4.01 INSERTS of archives pictures

Any strain on the NHS, such as the flu epidemic of 1999, brings the whole service perilously close to meltdown. During the outbreak, hospital beds were in hugely short supply and in some places, even the accident and emergency departments were forced to close.

4.14 Friends and relatives of patients were roped in to help with the care.

4.21 Patients in the UK already wait on average 5 hours to be seen in Casualty. Proportionate to its size, Britain has half as many hospital beds and doctors as anywhere else in Europe.

4.37 Britain is about 2000 medical professionals short.

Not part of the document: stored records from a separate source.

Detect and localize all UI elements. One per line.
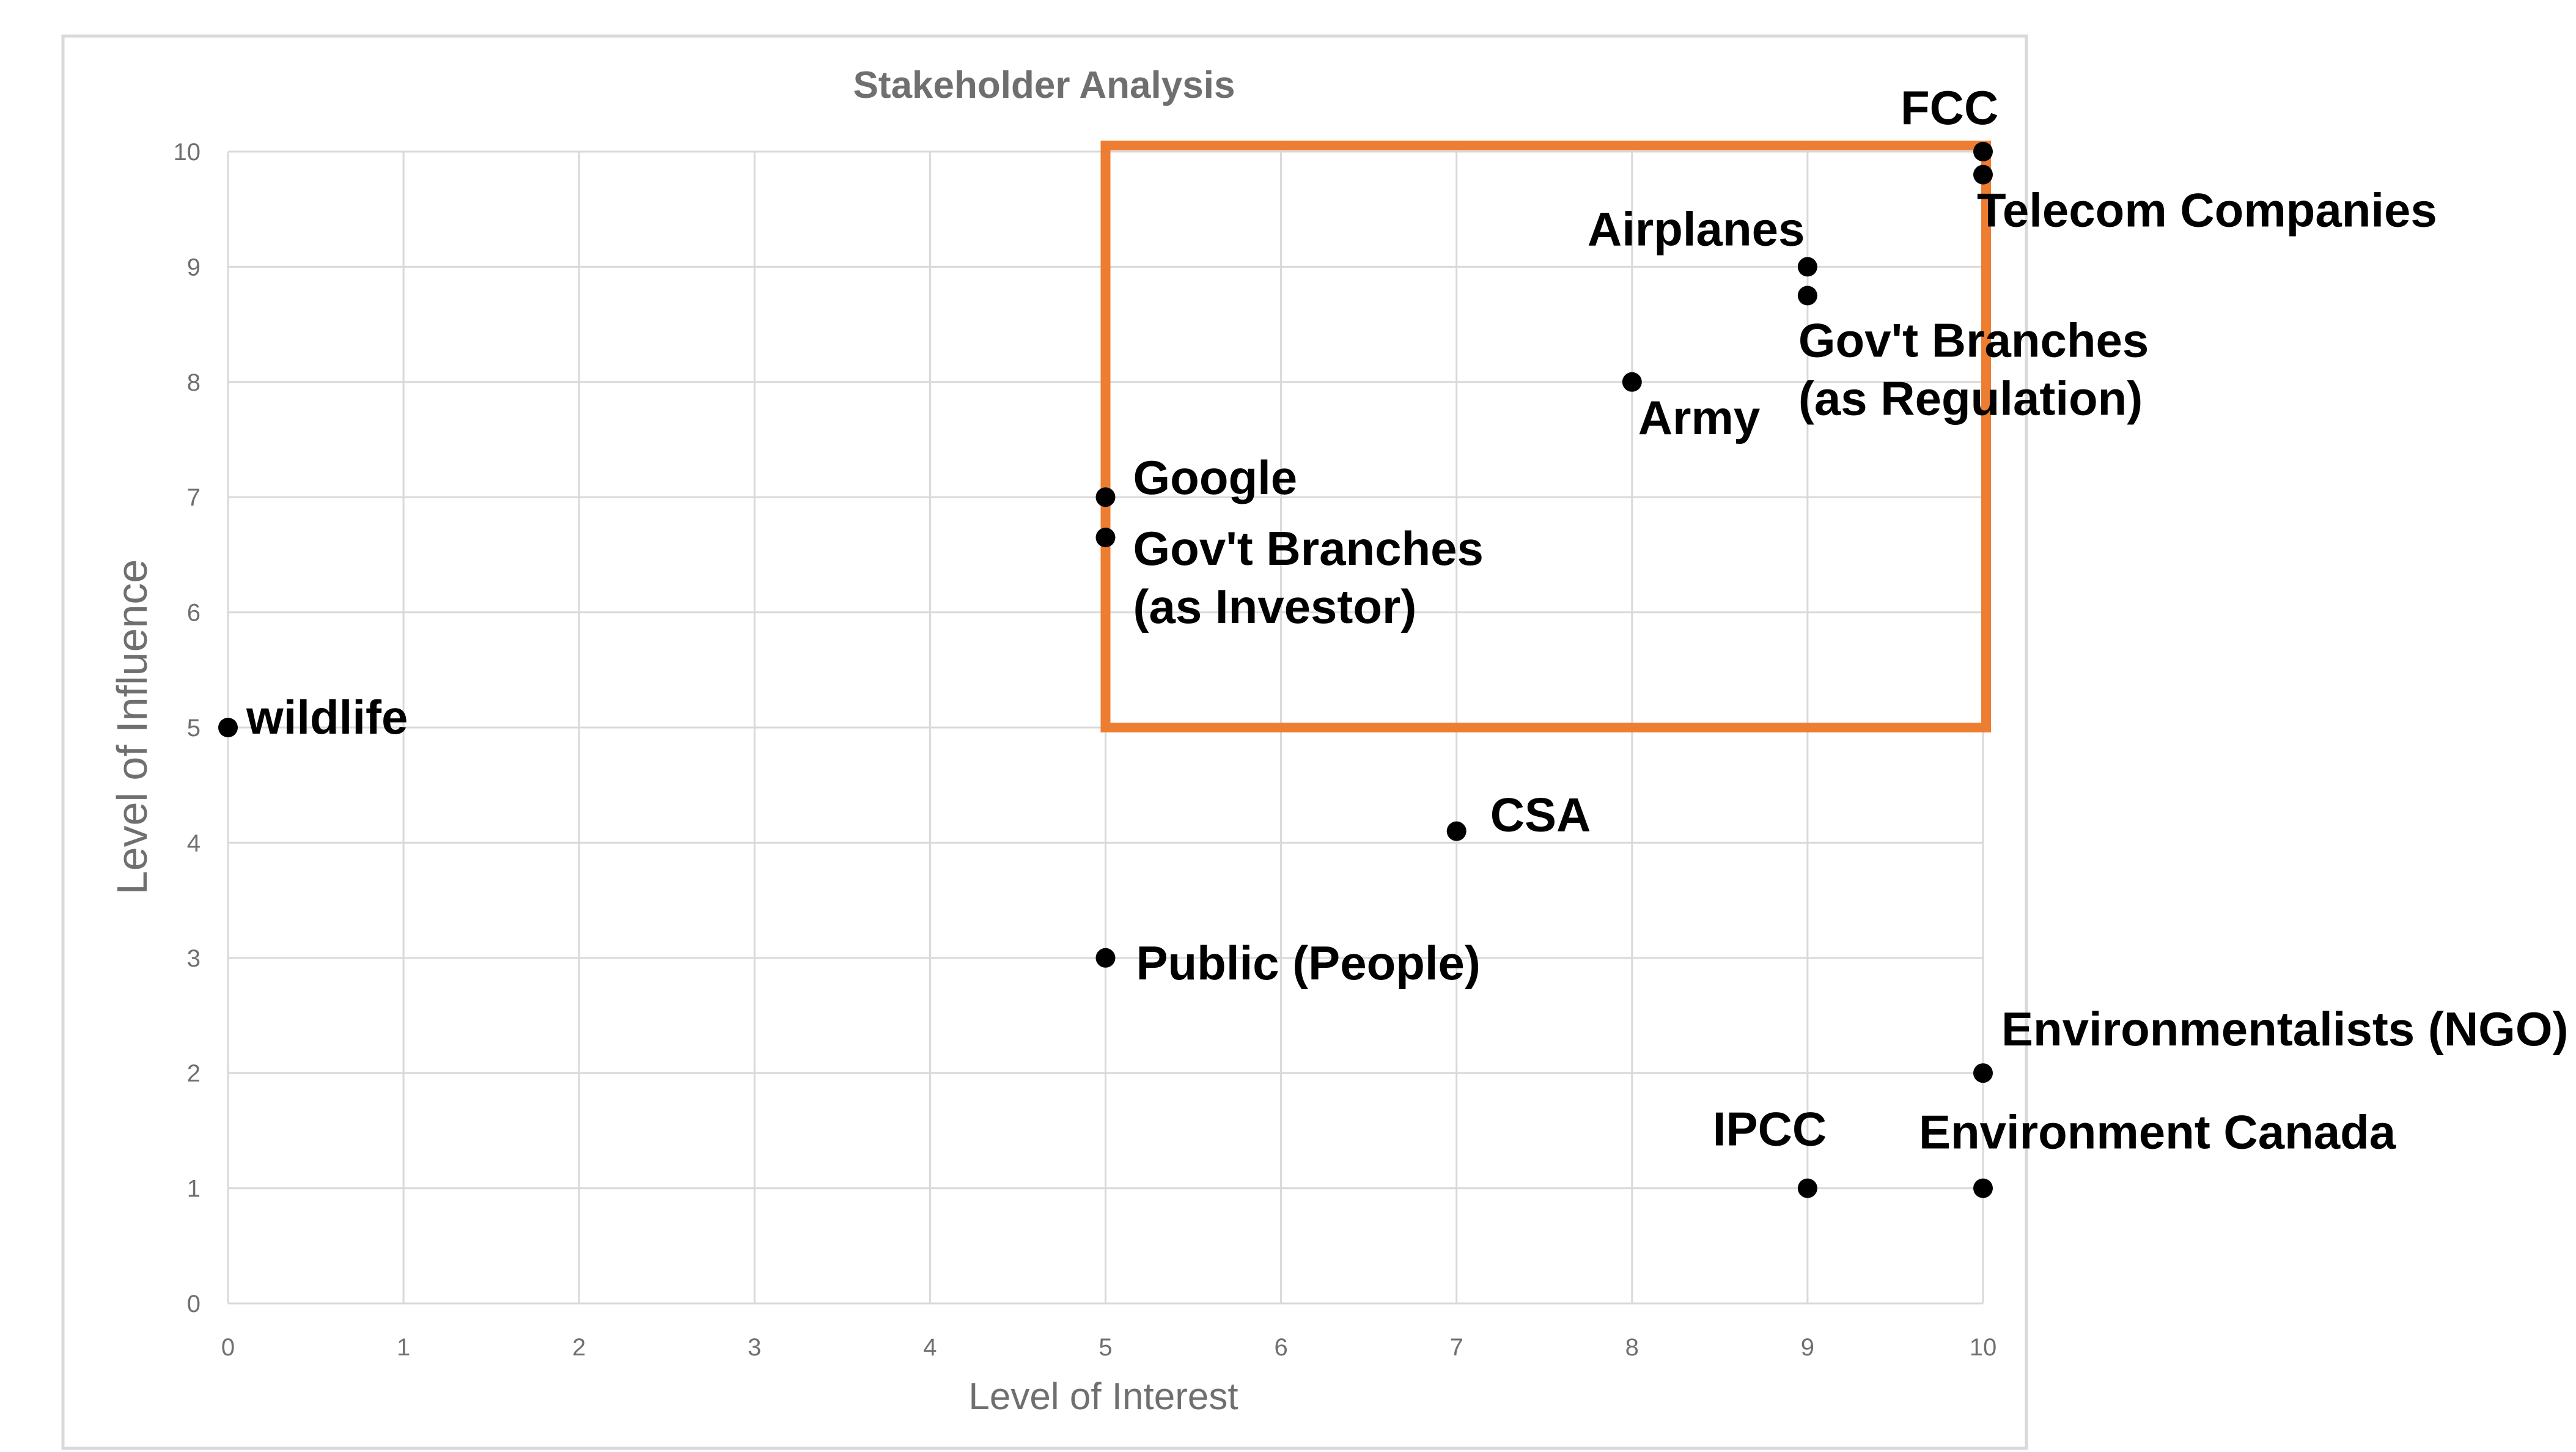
x-axis-title: Level of Interest: [968, 1376, 1238, 1418]
data-point: [1797, 1178, 1817, 1198]
point-label: Environmentalists (NGO): [2001, 1002, 2568, 1056]
highlight-box-layer: [1100, 141, 1991, 732]
point-label: Environment Canada: [1919, 1105, 2396, 1159]
tick-labels: 0 1 2 3 4 5 6 7 8 9 10 0 1 2 3 4 5 6 7 8 9 10: [174, 139, 1997, 1361]
point-label: Army: [1638, 391, 1760, 444]
y-tick-label: 0: [187, 1291, 201, 1317]
point-label: Public (People): [1136, 936, 1481, 990]
point-label: Google: [1133, 451, 1298, 504]
point-label: Gov't Branches (as Regulation): [1798, 314, 2149, 426]
y-tick-label: 2: [187, 1060, 201, 1087]
data-point: [1797, 257, 1817, 277]
y-tick-label: 8: [187, 369, 201, 396]
y-tick-label: 7: [187, 484, 201, 511]
point-label: Gov't Branches (as Investor): [1133, 521, 1484, 633]
point-label: wildlife: [246, 690, 408, 744]
data-point: [1973, 1063, 1993, 1083]
points-layer: [218, 142, 1993, 1198]
y-tick-label: 1: [187, 1176, 201, 1203]
data-point: [1973, 142, 1993, 161]
x-tick-label: 9: [1801, 1334, 1814, 1361]
x-tick-label: 6: [1274, 1334, 1287, 1361]
x-tick-label: 4: [923, 1334, 937, 1361]
data-point: [1095, 948, 1116, 968]
data-point: [1095, 528, 1116, 548]
data-point: [1446, 821, 1466, 841]
point-label: Airplanes: [1588, 202, 1805, 256]
chart-title: Stakeholder Analysis: [853, 64, 1235, 106]
x-tick-label: 1: [397, 1334, 410, 1361]
y-axis-title: Level of Influence: [108, 559, 156, 895]
y-tick-label: 4: [187, 830, 201, 857]
x-tick-label: 8: [1625, 1334, 1639, 1361]
x-tick-label: 5: [1098, 1334, 1112, 1361]
x-tick-label: 7: [1450, 1334, 1463, 1361]
data-point: [1095, 487, 1116, 507]
x-tick-label: 2: [572, 1334, 586, 1361]
point-label: Telecom Companies: [1977, 183, 2437, 237]
y-tick-label: 3: [187, 945, 201, 972]
point-label: CSA: [1490, 788, 1591, 842]
point-labels: FCC Telecom Companies Airplanes Gov't Branc…: [246, 81, 2568, 1159]
data-point: [1973, 1178, 1993, 1198]
data-point: [1622, 372, 1642, 392]
point-label: FCC: [1901, 81, 1998, 135]
data-point: [1797, 286, 1817, 306]
y-tick-label: 10: [174, 139, 201, 166]
chart-area-border: [61, 34, 2028, 1450]
x-tick-label: 3: [748, 1334, 761, 1361]
y-tick-label: 9: [187, 254, 201, 281]
data-point: [218, 718, 238, 737]
data-point: [1973, 164, 1993, 185]
y-tick-label: 6: [187, 600, 201, 627]
y-tick-label: 5: [187, 715, 201, 742]
x-tick-label: 10: [1970, 1334, 1997, 1361]
point-label: IPCC: [1713, 1102, 1827, 1156]
high-priority-box: [1100, 141, 1991, 732]
x-tick-label: 0: [221, 1334, 235, 1361]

The surplus/pitfall is made up by recruiting staff from abroad, like German Anke. Together with a colleague she is responsible for 6.000 patients. She is also expected to give injections and help the House Doctors with their investigations.

4.59 OT Anke Lehmkuhl, practical lady doctor (in German)"the main difference..... made are"

5.29 When the NHS was founded in 1948, it was the pride of the welfare state. And despite all the scandals, free health care for all is still seen as a principle very much worth fighting for. But it is no longer the great egalitarian dream. Poor people in the UK are still 6 times more likely to die than rich people in the UK.

5.49 OT Dr. Sullivan, Krebsinstititut : "The gap between poor and rich cancer patient increases. The cancer rate in the poorest areas of the country rises further. The inequality between rich and poor grows. That is complete unakzeptabel for a national health system. One must take care of the problem."

6.08 Dorothy was only given a few months to live when she was diagnosed with breast cancer. That was three years ago. She was denied a potentially lifesaving drug due to cost. If she had lived a couple of kilometres down the road, ina different health authority, she would have been given it.

6.30 OT Dorothy Griffiths: “I experienced by coincidence of the medicine, and then which I could not get it because my public health authorities not for it to pay wanted. (I could it, if I had enough money.) If you can pay, you live - if not, you die "

6.52 Finally Dorothy managed to get herself prescribed the drug, but not until after a bitter struggle. She is grateful, but not happy.

6.59 OT Dorothy: "regarding the health service, as I became acquainted with it, am Grossbritaninnien third world a country."

7.08 The reform of the health system is slowly picking up speed, but for many patients, patience is a virtue.